Rosa Bonheur is an 1898 painting by Anna Elizabeth Klumpke. The portrait of the French artist Rosa Bonheur has been in the collection of the Metropolitan Museum of Art since 1922.

==Early history and creation==
Bonheur was an artist whom Klumpke "had long admired." The two artists had been corresponding for some time prior to 1898. Klumpke was persuaded by a conversation with members of the Douglas Miller family to ask to paint Bonheur. On September 14, 1897, Klumpke wrote to Bonheur, asking if she might paint her portrait.
 On March 31, 1898, Bonheur responded, "I am at your disposal, dear mademoiselle, for the portrait."
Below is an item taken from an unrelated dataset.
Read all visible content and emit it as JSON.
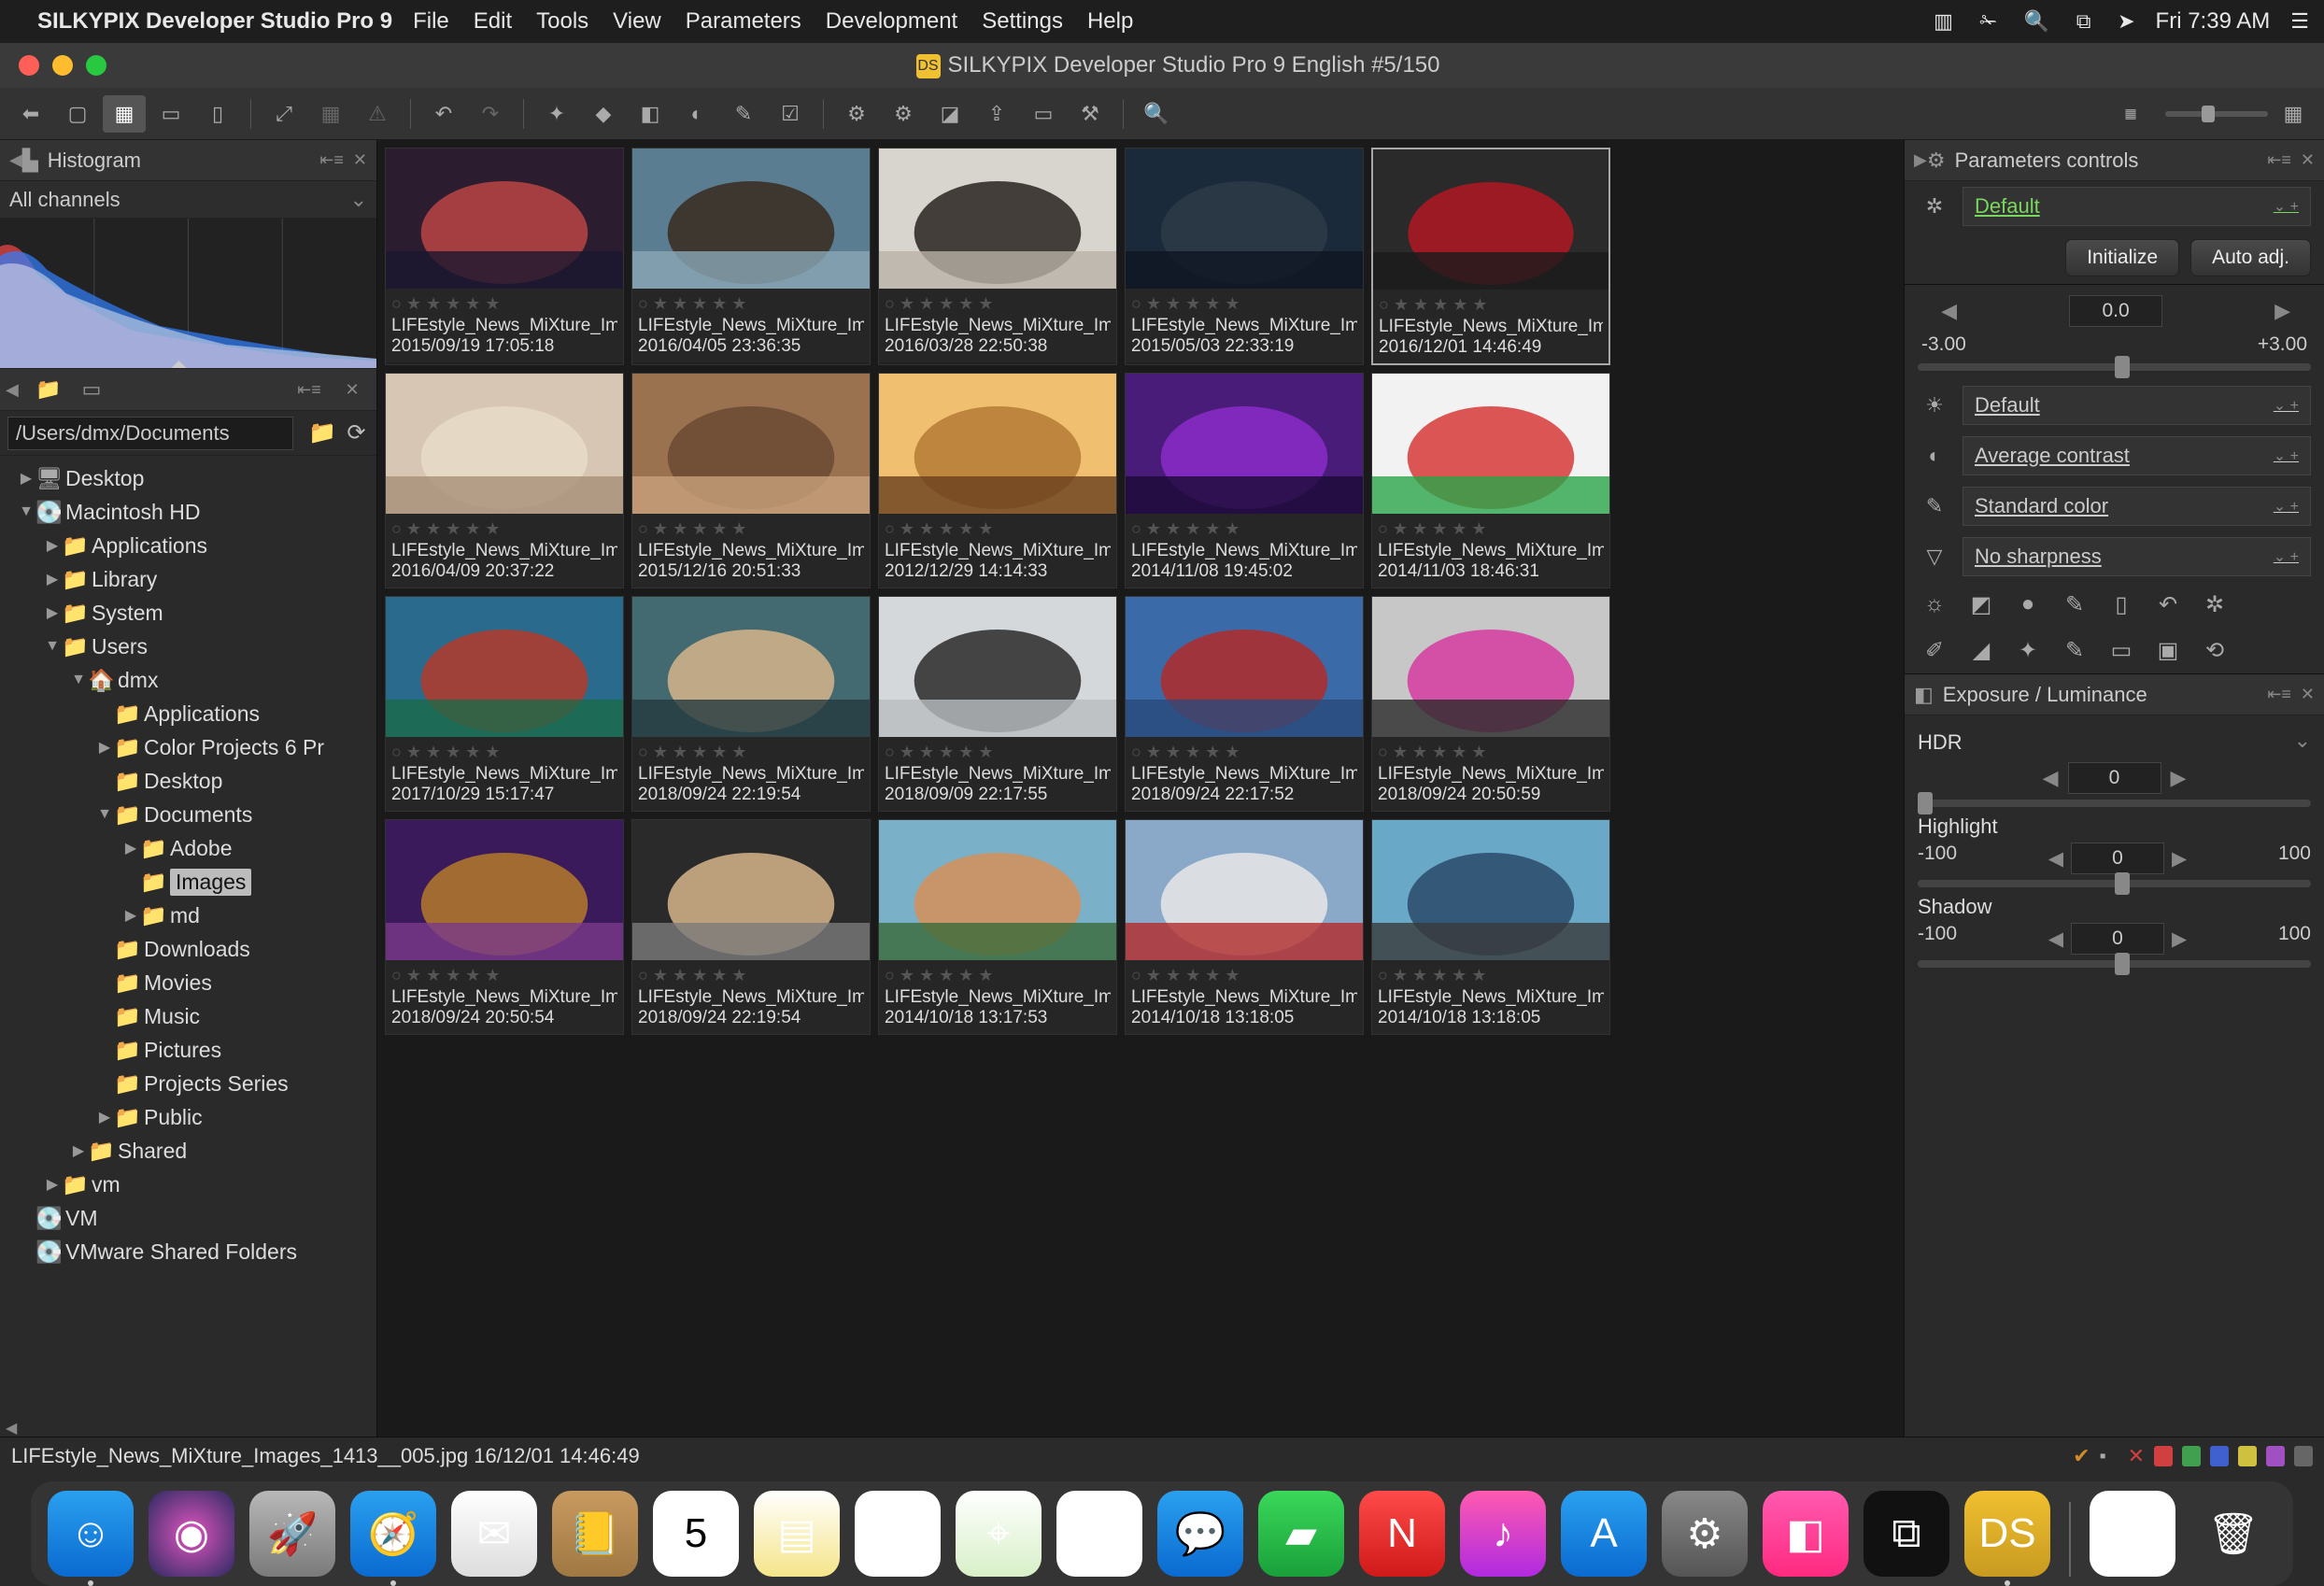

Kumpke started work on the oil on canvas portrait in June 1898. Klumpke wrote that she "was delighted that Rosa Bonheur had offered of her own accord to pose in women's clothes." Bonheur would not pose for Klumpke every day, saying that she "can't stand long sittings." During the times she posed for Klumpke, the two artists talked about art and literature, told stories, and discussed religion and morality. Klumpke's work on the painting was also dictated by Bonheur, who wanted the younger artist to follow her suggestions about sketching and artwork. Maria Tamboukou writes that the interplay of conversation and sittings for the creation of the painting show Bonheur to be "a woman in love" with Klumpke.
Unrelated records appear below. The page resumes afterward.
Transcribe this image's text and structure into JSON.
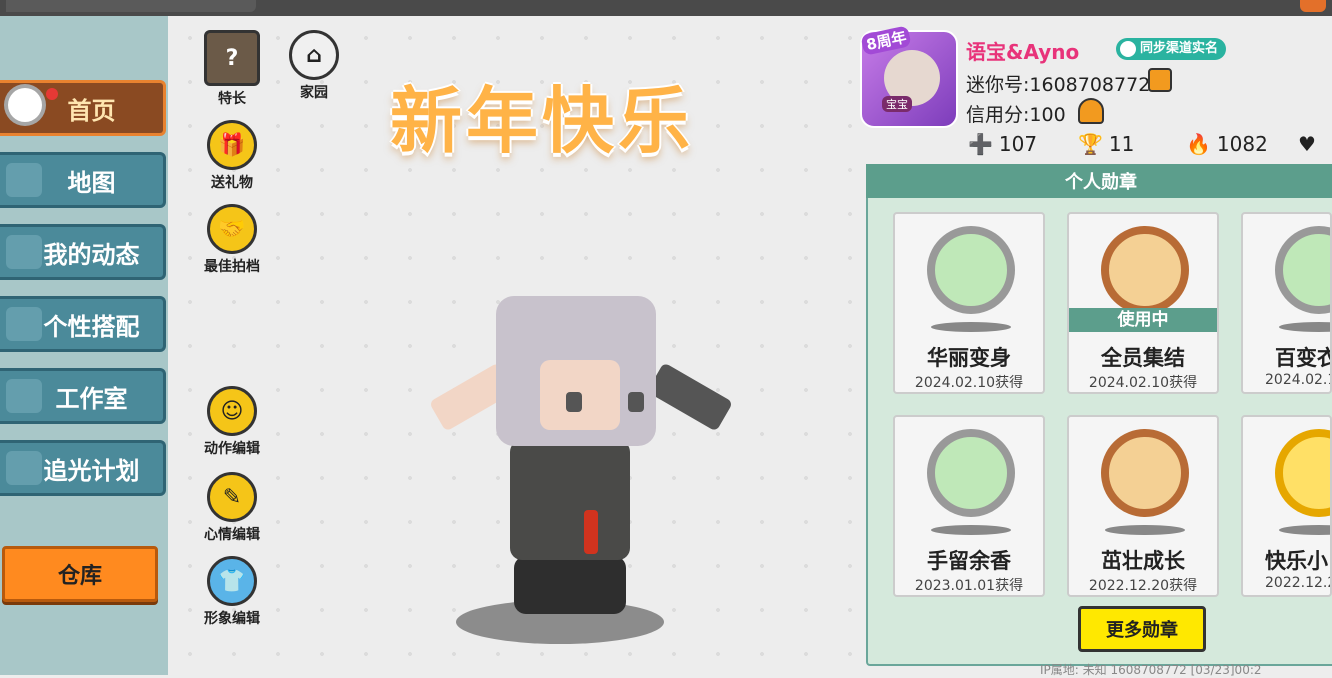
{
  "sidebar": {
    "items": [
      {
        "label": "首页",
        "icon": "home-icon"
      },
      {
        "label": "地图",
        "icon": "map-icon"
      },
      {
        "label": "我的动态",
        "icon": "bell-icon"
      },
      {
        "label": "个性搭配",
        "icon": "outfit-icon"
      },
      {
        "label": "工作室",
        "icon": "studio-icon"
      },
      {
        "label": "追光计划",
        "icon": "spotlight-icon"
      }
    ],
    "warehouse_label": "仓库"
  },
  "center": {
    "banner": "新年快乐",
    "tools": [
      {
        "label": "特长",
        "icon": "question-icon"
      },
      {
        "label": "家园",
        "icon": "house-icon"
      },
      {
        "label": "送礼物",
        "icon": "gift-icon"
      },
      {
        "label": "最佳拍档",
        "icon": "handshake-icon"
      },
      {
        "label": "动作编辑",
        "icon": "action-icon"
      },
      {
        "label": "心情编辑",
        "icon": "edit-icon"
      },
      {
        "label": "形象编辑",
        "icon": "shirt-icon"
      }
    ]
  },
  "profile": {
    "anniversary_badge": "8周年",
    "avatar_caption": "宝宝",
    "nickname": "语宝&Ayno",
    "realname_badge": "同步渠道实名",
    "uid": "迷你号:1608708772",
    "credit": "信用分:100",
    "stats": [
      {
        "icon": "plus-icon",
        "value": "107"
      },
      {
        "icon": "trophy-icon",
        "value": "11"
      },
      {
        "icon": "fire-icon",
        "value": "1082"
      },
      {
        "icon": "heart-icon",
        "value": ""
      }
    ]
  },
  "medals": {
    "title": "个人勋章",
    "items": [
      {
        "name": "华丽变身",
        "date": "2024.02.10获得",
        "in_use": false
      },
      {
        "name": "全员集结",
        "date": "2024.02.10获得",
        "in_use": true,
        "in_use_label": "使用中"
      },
      {
        "name": "百变衣",
        "date": "2024.02.1",
        "in_use": false
      },
      {
        "name": "手留余香",
        "date": "2023.01.01获得",
        "in_use": false
      },
      {
        "name": "茁壮成长",
        "date": "2022.12.20获得",
        "in_use": false
      },
      {
        "name": "快乐小",
        "date": "2022.12.2",
        "in_use": false
      }
    ],
    "more_label": "更多勋章"
  },
  "footer": "IP属地: 未知        1608708772    [03/23]00:2"
}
==Description and interpretation==
The work depicts French painter Rosa Bonheur. Klumpke was also a biographer for Bonheur's life and work. Bonheur is depicted sitting at her easel and wearing her medal of the Legion of Honor. Bonheur is wearing a long frogged coat and a stiff white collar. In her hand is a drawing and on the easel is the beginning of a painting of three horses. The expression of Bonheur's face "hovers between the pensive and the provocative," according to Britta C. Dwyer.

Klumpke remained with Bonheur in France as her companion. On Bonheur's death in 1899, the year after the portrait was completed, Klumpke inherited Bonheur's home and studio at the Château de By near Fontainebleau. The painting was owned by Klumpke and her sister and agent, Dorothea Roberts, until 1922. In that year, Klumpke gifted the work to the Met.